Do you have an agent now?

I don't have an agent at the moment and will probably look for one before I publish my novel-in-progress, but we'll see.

What was it like, that ‘I’m getting published moment’ when you met your editor for the first time?

Because of their size Snowbooks work a little differently to other publishers, and so no lavish lunches for us Snowbooks authors. Instead Emma works hard on getting the books into the shops, which is how I prefer it. She is very available on email, as is Anna who works from America. My favourite moment so far was holding the beautiful book in my hands for the first time. Yay!

What was it like when you saw your novel in a shop for the first time? What were your thoughts? Did you (like me) lurk and watch to see if anybody picked it up?

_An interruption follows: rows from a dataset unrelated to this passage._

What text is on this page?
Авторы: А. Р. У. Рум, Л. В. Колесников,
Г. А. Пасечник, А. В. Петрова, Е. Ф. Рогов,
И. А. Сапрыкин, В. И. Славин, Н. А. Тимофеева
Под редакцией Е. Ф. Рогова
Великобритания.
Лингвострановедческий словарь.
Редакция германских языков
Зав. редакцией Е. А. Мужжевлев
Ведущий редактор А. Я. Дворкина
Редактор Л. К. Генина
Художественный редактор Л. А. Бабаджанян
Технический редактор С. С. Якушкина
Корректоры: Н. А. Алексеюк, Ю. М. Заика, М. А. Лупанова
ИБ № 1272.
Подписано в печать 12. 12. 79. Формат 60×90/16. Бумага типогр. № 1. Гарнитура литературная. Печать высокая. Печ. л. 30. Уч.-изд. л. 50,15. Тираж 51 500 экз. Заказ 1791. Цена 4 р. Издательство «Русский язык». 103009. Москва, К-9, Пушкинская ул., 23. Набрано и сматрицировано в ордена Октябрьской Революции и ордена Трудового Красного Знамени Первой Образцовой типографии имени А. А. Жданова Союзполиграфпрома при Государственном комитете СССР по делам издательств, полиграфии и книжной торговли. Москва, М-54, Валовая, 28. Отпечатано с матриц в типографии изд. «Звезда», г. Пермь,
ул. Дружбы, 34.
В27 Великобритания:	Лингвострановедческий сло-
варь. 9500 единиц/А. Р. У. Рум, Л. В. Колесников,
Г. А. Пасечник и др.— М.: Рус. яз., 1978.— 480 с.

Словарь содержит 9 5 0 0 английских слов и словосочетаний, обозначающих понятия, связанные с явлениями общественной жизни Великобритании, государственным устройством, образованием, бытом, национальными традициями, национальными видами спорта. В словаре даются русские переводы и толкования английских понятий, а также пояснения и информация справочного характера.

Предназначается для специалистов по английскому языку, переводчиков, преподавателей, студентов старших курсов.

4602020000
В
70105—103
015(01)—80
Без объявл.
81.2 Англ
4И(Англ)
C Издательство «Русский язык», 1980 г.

This was a very happy moment. I thought 'I'm a proper author now!' I tried not to lurk as there were a lot of other books in the shop and I thought I might be lurking a long time but it was a wonderful moment - as you can see from the idiot grin on my face.

If you'd like to read more, The Letters is out in the shops now, on Amazon here or you can buy direct from Snowbooks here.


jem said...

Thanks for sharing this interview. Good to read a bit about the technical process of getting published, agents etc. I think these are things that can be very daunting to a novice writer. It seems a little like a secret society that no-one has given you the code word to.